Sosok seorang pemimpin harus bisa menjadi Modelling,karena sosok pemberi contoh ini merupakan dasar penilaian masyarakat untuk menentukan mana pemimpin yang baik dan sesuai dengan hati rakyat. Niatan untuk mencalonkan diri sebagai calon bupati dan calon wakil bupati seharusnya berawal dari dorongan dan keinginan masyarakat yang telah mempercayai dirinya untuk menjadi perwakilan suara mereka sehingga pemimpin yang diharapkan adalah mereka yang lahir atas kemamuan rakyat.

Perbaikan citra tersebut bukan hanya datang dari para calon pemimpin melainkan dari diri masyarakat sendiri. Masyarakat merupakan kunci utama karena mereka yang memiliki hak suara untuk menetukan siapa yang bakal menjadi pemimpin mereka dan jangan sampai “serangan fajar” dari para aktor politik yang jauh sebelumnya kerap mempolitisasi uang di pilkada pada kegiatan kampanye terbatas. Potret pendidikan politik ini merupakan indikasi bahwa alam demokrasi kita dalam keadaan kurang membaik. Sejatinya, calon pemimpin itu mutlak menawarkan gagasan disetiap kampanye kampanye agar masyarakat mendapatkan ruang informasi yang besar tentang visi maupun misi dari setiap calon pemimpin ini. Ini harus dihentikan….Tapi memang masih sulit, bahan kampanye politisasi uang rupanya masih ada yang menyambut dengan tangan terbuka “wani piro?” ini menunjukan bahwa masyarakat rela untuk menjual suaranya. Tanpa ia sadarai bahwa praktek jual beli suara di pilkada bisa jadi awal biangya perbuatan korupsi jika benar terpilih dari hasil jual beli suara. Praktek perbuatan korupsi itu terbentuk karena masyarakatnya sendiri yang menerima praktek jual suara. Jika ini terus berlangsung, maka sama saja kita menyaksikan segerombolan serigala yang sedang mencari mangsa yang siap memakan apa saja dan siapa saja.

Gerakan massif oleh para kandidat yang mencalonkan diri atau dicalonkan oleh partai politik mengerahkan segala daya, dana, dan media kampanye untuk dapat terpilih atau terpilih kembali dalam kontestasi pilkada.

Dalam pemilihan pemimpin melalui mekanisme demokrasi dan pemilihan secara langsung belakangan in, penggunaan isu SARA (suku, agama, ras, antargolongan) sering kali dipermasalahkan, bahkan dianggap merusak kebinekaan.
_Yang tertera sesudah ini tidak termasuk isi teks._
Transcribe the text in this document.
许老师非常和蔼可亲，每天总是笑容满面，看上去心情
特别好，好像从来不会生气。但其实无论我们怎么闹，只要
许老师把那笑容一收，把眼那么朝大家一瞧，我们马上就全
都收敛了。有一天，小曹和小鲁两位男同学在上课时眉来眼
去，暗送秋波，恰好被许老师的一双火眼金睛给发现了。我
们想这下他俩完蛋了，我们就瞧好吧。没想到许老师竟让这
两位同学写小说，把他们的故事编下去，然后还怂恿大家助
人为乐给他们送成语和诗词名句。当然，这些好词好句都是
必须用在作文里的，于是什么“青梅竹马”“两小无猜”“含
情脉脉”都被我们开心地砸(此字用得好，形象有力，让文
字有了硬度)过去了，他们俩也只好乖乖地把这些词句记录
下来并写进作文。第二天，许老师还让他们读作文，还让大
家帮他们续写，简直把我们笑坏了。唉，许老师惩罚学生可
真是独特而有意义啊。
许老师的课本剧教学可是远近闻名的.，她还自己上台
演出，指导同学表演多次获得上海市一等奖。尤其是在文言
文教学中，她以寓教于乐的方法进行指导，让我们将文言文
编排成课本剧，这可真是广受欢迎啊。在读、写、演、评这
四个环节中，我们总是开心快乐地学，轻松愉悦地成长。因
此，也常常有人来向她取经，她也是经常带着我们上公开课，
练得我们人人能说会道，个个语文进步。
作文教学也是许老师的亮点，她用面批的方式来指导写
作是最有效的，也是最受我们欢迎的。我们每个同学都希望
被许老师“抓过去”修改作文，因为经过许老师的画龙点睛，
Pandangan dan anggapan bahwa pertimbangan keagamaan dalam memilih pemimpin adalah sumber masalah sejatinya menunjukkan dangkalnya pemahaman terhadap fungsi agama dalam kehidupan pribadi dan masyarakat. Konstitusi negara menjamin hak dan kebebasan warga negara dalam menjalankan dan mengaktualisasikan ajaran agamanya.
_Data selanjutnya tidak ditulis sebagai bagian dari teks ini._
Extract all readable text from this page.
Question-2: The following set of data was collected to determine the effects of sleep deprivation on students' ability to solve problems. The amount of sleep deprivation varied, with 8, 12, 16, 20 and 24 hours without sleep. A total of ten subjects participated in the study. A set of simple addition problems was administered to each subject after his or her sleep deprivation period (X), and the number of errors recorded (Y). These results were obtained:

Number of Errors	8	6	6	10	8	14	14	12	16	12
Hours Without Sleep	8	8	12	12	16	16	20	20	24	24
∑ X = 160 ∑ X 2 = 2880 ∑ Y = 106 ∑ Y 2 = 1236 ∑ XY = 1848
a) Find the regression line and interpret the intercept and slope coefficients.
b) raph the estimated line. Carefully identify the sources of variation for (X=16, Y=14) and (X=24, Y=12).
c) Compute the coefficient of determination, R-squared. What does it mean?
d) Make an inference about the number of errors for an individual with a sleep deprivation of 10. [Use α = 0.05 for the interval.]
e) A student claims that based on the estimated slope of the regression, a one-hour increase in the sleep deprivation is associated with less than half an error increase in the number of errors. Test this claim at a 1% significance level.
Dalam Pasal 29 Ayat 1 dan 2 UUD 1945 dijelaskan bahwa negara Indonesia berdasar atas Ketuhanan Yang Maha Esa dan negara menjamin kemerdekaan tiap-tiap penduduk untuk memeluk agamanya masing-masing dan untuk beribadat menurut agamanya dan kepercayaannya itu. Karena itu, sikap alergi dan antipati terhadap faktor agama dalam berpolitik tidak seharusnya terjadi di negara kita, apalagi sebagai negara yang mayoritas penduduknya beragama Islam.

Menurut fakta dan realita, setiap menjelang pilkada maupun pileg maka partai politik dan pemimpin yang diusung untuk dipilih selalu mendekati rakyat dan ingin diakui sebagai sosok pemimpin merakyat.

Sebagai ummat beragama tentu menaati ajaran agamanya dan wajib menilai calon pemimpin dalam ukuran agama dan akhlak, termasuk dalam praktik berpolitik dan berdemokrasi. Diakui atau tidak, kepemimpinan yang berakhlak dan begitu pula pentingnya kriteria orang berakhlak yang dipilih menjadi pemimpin tidak bisa dimungkiri merupakan harapan dan dambaan masyarakat.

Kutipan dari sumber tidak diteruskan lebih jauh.